La seconda condizione prevista dalla normativa ungherese, invece, consente al medico, mediante dichiarazione dell’Istituto nazionale di farmacia e nutrizione, di ottenere informazioni sull’esistenza e sulla validità, in un altro Stato membro, di un’AIC per il medicinale di cui si intende ottenere la fornitura in Ungheria, anche in assenza di un’autorizzazione in quest’ultimo Stato. Poiché tale dichiarazione consente di garantire che il medicinale, la cui fornitura non sarà soggetta alla regola generale prevista dall’art. 6, paragrafo 1, della Direttiva, sia effettivamente autorizzato in un altro Stato membro, il ricorso ad essa potrebbe offrire al medico un parere supplementare sulla somministrazione di un medicinale con cui potrebbe non avere necessariamente familiarità, per cui il requisito previsto dal diritto nazionale costituisce una trasposizione corretta dell’art. 5, paragrafo 1, della Direttiva stessa.

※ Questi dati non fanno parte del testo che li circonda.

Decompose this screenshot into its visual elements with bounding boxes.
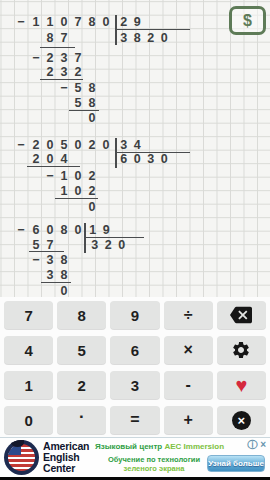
p1-step: 58 xyxy=(71,81,99,95)
keypad: 789÷456×123-♥0·=+× xyxy=(0,297,270,437)
ad-cta-button[interactable]: Узнай больше xyxy=(207,455,265,472)
p2-minus: − xyxy=(43,169,57,183)
advertiser-logo xyxy=(4,440,39,475)
p1-subtraction-line xyxy=(115,29,190,31)
p2-quotient: 6030 xyxy=(117,152,171,166)
key-5[interactable]: 5 xyxy=(57,336,106,364)
key-equals[interactable]: = xyxy=(110,406,159,434)
p3-minus: − xyxy=(29,253,43,267)
ad-headline-brand: AEC Immersion xyxy=(164,442,224,451)
key-1[interactable]: 1 xyxy=(4,371,53,399)
gear-icon xyxy=(231,340,251,360)
key-4[interactable]: 4 xyxy=(4,336,53,364)
p2-step: 102 xyxy=(57,169,99,183)
p1-remainder: 0 xyxy=(85,111,99,125)
p2-subtraction-line xyxy=(115,152,190,154)
key-2[interactable]: 2 xyxy=(57,371,106,399)
key-3[interactable]: 3 xyxy=(110,371,159,399)
keypad-grid: 789÷456×123-♥0·=+× xyxy=(4,301,266,434)
ad-info-icon[interactable]: ⓘ xyxy=(247,440,257,450)
p1-minus: − xyxy=(14,15,28,29)
heart-icon: ♥ xyxy=(235,375,247,395)
key-multiply[interactable]: × xyxy=(164,336,213,364)
ad-subline-1: Обучение по технологии xyxy=(95,455,213,464)
p3-dividend: 6080 xyxy=(29,223,85,237)
p2-divisor: 34 xyxy=(117,138,144,152)
p1-step: 237 xyxy=(43,51,85,65)
p2-remainder: 0 xyxy=(85,200,99,214)
key-backspace[interactable] xyxy=(217,301,266,329)
p1-minus: − xyxy=(29,51,43,65)
p1-divisor: 29 xyxy=(117,15,144,29)
key-6[interactable]: 6 xyxy=(110,336,159,364)
ad-close-icon[interactable]: × xyxy=(260,440,266,450)
key-close[interactable]: × xyxy=(217,406,266,434)
p1-step: 58 xyxy=(71,96,99,110)
ad-banner[interactable]: American English Center Языковый центр A… xyxy=(0,437,270,477)
key-9[interactable]: 9 xyxy=(110,301,159,329)
advertiser-name: American English Center xyxy=(43,441,89,475)
app-screen: −11078029873820−237232−58580−20502034204… xyxy=(0,0,270,480)
key-divide[interactable]: ÷ xyxy=(164,301,213,329)
p1-step: 232 xyxy=(43,65,85,79)
key-settings[interactable] xyxy=(217,336,266,364)
p1-step: 87 xyxy=(43,31,71,45)
key-0[interactable]: 0 xyxy=(4,406,53,434)
p2-dividend: 205020 xyxy=(29,138,113,152)
p2-step: 102 xyxy=(57,184,99,198)
p1-subtraction-line xyxy=(40,47,75,49)
brand-line: Center xyxy=(43,463,89,474)
close-icon: × xyxy=(232,411,251,430)
p2-subtraction-line xyxy=(55,198,98,200)
backspace-icon xyxy=(230,304,252,326)
p3-subtraction-line xyxy=(29,251,64,253)
p2-subtraction-line xyxy=(27,166,80,168)
p3-divisor: 19 xyxy=(86,223,113,237)
p1-subtraction-line xyxy=(40,79,83,81)
p3-remainder: 0 xyxy=(57,284,71,298)
dollar-icon: $ xyxy=(243,12,252,29)
p3-quotient: 320 xyxy=(88,238,129,252)
key-7[interactable]: 7 xyxy=(4,301,53,329)
key-8[interactable]: 8 xyxy=(57,301,106,329)
p2-minus: − xyxy=(14,138,28,152)
p1-subtraction-line xyxy=(69,110,99,112)
p1-dividend: 110780 xyxy=(29,15,113,29)
p3-step: 38 xyxy=(43,253,71,267)
remove-ads-button[interactable]: $ xyxy=(229,6,266,35)
p2-step: 204 xyxy=(29,152,71,166)
ad-text: Языковый центр AEC Immersion Обучение по… xyxy=(95,442,213,473)
key-decimal[interactable]: · xyxy=(57,406,106,434)
p3-subtraction-line xyxy=(41,282,71,284)
key-minus[interactable]: - xyxy=(164,371,213,399)
key-plus[interactable]: + xyxy=(164,406,213,434)
ad-subline-2: зеленого экрана xyxy=(95,464,213,473)
key-favorite[interactable]: ♥ xyxy=(217,371,266,399)
p1-minus: − xyxy=(57,81,71,95)
ad-headline: Языковый центр xyxy=(95,442,162,451)
p3-subtraction-line xyxy=(84,237,144,239)
p1-quotient: 3820 xyxy=(117,31,171,45)
us-flag-icon xyxy=(8,444,35,471)
p3-step: 38 xyxy=(43,268,71,282)
worksheet-paper: −11078029873820−237232−58580−20502034204… xyxy=(0,0,270,297)
p3-minus: − xyxy=(14,223,28,237)
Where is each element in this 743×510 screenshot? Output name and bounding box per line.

Possiamo dire, quindi, che la normativa nazionale ungherese è conforme a quella europea e non può essere letta in contrasto con essa. L’Ungheria, secondo la Corte europea, ha effettuato una corretta trasposizione della deroga prevista dalla Direttiva europea che consente l’immissione in commercio di medicinali in uno Stato membro anche in assenza di un’AIC rilasciata da un’autorità dello stesso o dalla Commissione europea, al fine di rispondere ad esigenze speciali di natura medica. La normativa nazionale, pertanto, non rappresenta un’ipotesi di restrizione qualitativa alla libera circolazione delle merci ex art. 34 TFUE e non occorre tentare di giustificarla ex art. 36 TFUE per motivi connessi alla tutela della salute e della vita delle persone. La valutazione dell’esistenza di un interesse per la cura del paziente meritevole di particolare attenzione si effettua, se necessario, alla luce del parere dell’ordine dei professionisti del settore sanitario sulla sicurezza e sull’efficacia della procedura terapeutica.

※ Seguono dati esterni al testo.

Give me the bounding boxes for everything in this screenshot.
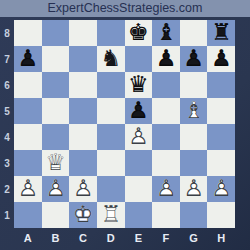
piece-black-pawn: ♟♙ xyxy=(207,46,235,72)
square-b3: ♛♕ xyxy=(42,150,70,176)
file-label-c: C xyxy=(69,228,97,248)
file-label-f: F xyxy=(152,228,180,248)
file-label-d: D xyxy=(97,228,125,248)
piece-black-pawn: ♟♙ xyxy=(180,46,208,72)
chess-diagram: ExpertChessStrategies.com 87654321 ♚♔♝♗♜… xyxy=(0,0,250,250)
square-g8 xyxy=(180,20,208,46)
square-d3 xyxy=(97,150,125,176)
square-h2: ♟♙ xyxy=(207,176,235,202)
square-h1 xyxy=(207,202,235,228)
square-a2: ♟♙ xyxy=(14,176,42,202)
square-e8: ♚♔ xyxy=(125,20,153,46)
square-g6 xyxy=(180,72,208,98)
square-g4 xyxy=(180,124,208,150)
square-e6: ♛♕ xyxy=(125,72,153,98)
piece-black-king: ♚♔ xyxy=(125,20,153,46)
rank-label-7: 7 xyxy=(0,46,14,72)
square-f7: ♟♙ xyxy=(152,46,180,72)
square-g2: ♟♙ xyxy=(180,176,208,202)
rank-label-6: 6 xyxy=(0,72,14,98)
square-c5 xyxy=(69,98,97,124)
square-h8: ♜♖ xyxy=(207,20,235,46)
square-g7: ♟♙ xyxy=(180,46,208,72)
square-a5 xyxy=(14,98,42,124)
site-title-bar: ExpertChessStrategies.com xyxy=(0,0,250,17)
square-e4: ♟♙ xyxy=(125,124,153,150)
square-f8: ♝♗ xyxy=(152,20,180,46)
square-e3 xyxy=(125,150,153,176)
square-a6 xyxy=(14,72,42,98)
rank-label-1: 1 xyxy=(0,202,14,228)
square-c2: ♟♙ xyxy=(69,176,97,202)
square-e2 xyxy=(125,176,153,202)
square-d8 xyxy=(97,20,125,46)
square-c6 xyxy=(69,72,97,98)
square-a3 xyxy=(14,150,42,176)
rank-label-8: 8 xyxy=(0,20,14,46)
rank-label-5: 5 xyxy=(0,98,14,124)
piece-black-queen: ♛♕ xyxy=(125,72,153,98)
square-a4 xyxy=(14,124,42,150)
file-label-g: G xyxy=(180,228,208,248)
piece-white-pawn: ♟♙ xyxy=(42,176,70,202)
file-labels: ABCDEFGH xyxy=(14,228,235,248)
square-e7 xyxy=(125,46,153,72)
piece-white-pawn: ♟♙ xyxy=(207,176,235,202)
square-h4 xyxy=(207,124,235,150)
square-h6 xyxy=(207,72,235,98)
square-e5: ♟♙ xyxy=(125,98,153,124)
square-g3 xyxy=(180,150,208,176)
square-g5: ♝♗ xyxy=(180,98,208,124)
chess-board: ♚♔♝♗♜♖♟♙♞♘♟♙♟♙♟♙♛♕♟♙♝♗♟♙♛♕♟♙♟♙♟♙♟♙♟♙♟♙♚♔… xyxy=(14,20,235,228)
square-a1 xyxy=(14,202,42,228)
square-a8 xyxy=(14,20,42,46)
piece-black-rook: ♜♖ xyxy=(207,20,235,46)
square-e1 xyxy=(125,202,153,228)
square-b4 xyxy=(42,124,70,150)
file-label-b: B xyxy=(42,228,70,248)
square-b7 xyxy=(42,46,70,72)
square-h7: ♟♙ xyxy=(207,46,235,72)
square-b8 xyxy=(42,20,70,46)
piece-white-pawn: ♟♙ xyxy=(14,176,42,202)
piece-white-pawn: ♟♙ xyxy=(152,176,180,202)
square-d5 xyxy=(97,98,125,124)
rank-labels: 87654321 xyxy=(0,20,14,228)
square-b6 xyxy=(42,72,70,98)
square-f1 xyxy=(152,202,180,228)
square-d4 xyxy=(97,124,125,150)
rank-label-2: 2 xyxy=(0,176,14,202)
square-c1: ♚♔ xyxy=(69,202,97,228)
square-h3 xyxy=(207,150,235,176)
square-f4 xyxy=(152,124,180,150)
piece-white-king: ♚♔ xyxy=(69,202,97,228)
square-b2: ♟♙ xyxy=(42,176,70,202)
square-h5 xyxy=(207,98,235,124)
piece-white-pawn: ♟♙ xyxy=(69,176,97,202)
rank-label-3: 3 xyxy=(0,150,14,176)
piece-black-pawn: ♟♙ xyxy=(125,98,153,124)
piece-black-pawn: ♟♙ xyxy=(152,46,180,72)
piece-white-bishop: ♝♗ xyxy=(180,98,208,124)
square-d7: ♞♘ xyxy=(97,46,125,72)
square-c8 xyxy=(69,20,97,46)
square-b5 xyxy=(42,98,70,124)
square-g1 xyxy=(180,202,208,228)
piece-white-pawn: ♟♙ xyxy=(125,124,153,150)
piece-black-pawn: ♟♙ xyxy=(14,46,42,72)
piece-black-bishop: ♝♗ xyxy=(152,20,180,46)
square-f2: ♟♙ xyxy=(152,176,180,202)
square-f3 xyxy=(152,150,180,176)
file-label-h: H xyxy=(207,228,235,248)
piece-white-pawn: ♟♙ xyxy=(180,176,208,202)
file-label-a: A xyxy=(14,228,42,248)
piece-black-knight: ♞♘ xyxy=(97,46,125,72)
square-b1 xyxy=(42,202,70,228)
site-title: ExpertChessStrategies.com xyxy=(48,0,203,17)
square-d2 xyxy=(97,176,125,202)
file-label-e: E xyxy=(125,228,153,248)
piece-white-rook: ♜♖ xyxy=(97,202,125,228)
square-c3 xyxy=(69,150,97,176)
square-f6 xyxy=(152,72,180,98)
square-d6 xyxy=(97,72,125,98)
square-c7 xyxy=(69,46,97,72)
piece-white-queen: ♛♕ xyxy=(42,150,70,176)
square-c4 xyxy=(69,124,97,150)
square-a7: ♟♙ xyxy=(14,46,42,72)
square-d1: ♜♖ xyxy=(97,202,125,228)
rank-label-4: 4 xyxy=(0,124,14,150)
square-f5 xyxy=(152,98,180,124)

Il caso analizzato, pur riferendosi alla normativa dello Stato ungherese, permette di aggiungere un ulteriore chiarimento al non facile sistema normativo europeo che si affianca a quello dei diversi ordinamenti degli Stati dell’Unione. Il principio di libera circolazione delle merci rientrava nel c.d. primo pilastro della Comunità europea ed oggi rappresenta ancora uno dei principi cardine dell’Unione europea. Tuttavia, esso non può essere invocato per giustificare traffici condotti in violazione di altre norme europee, anche quando esse trovano espressione in una norma nazionale. Questo consente di scongiurare eventuali abusi del diritto e consente una tutela sia del mercato, sia, come nel caso in esame, della salute dei cittadini dell’Unione europea, in un contesto, quale quello attuale, dove tali tutele possono indebolirsi di fronte alla predominanza del mercato on-line.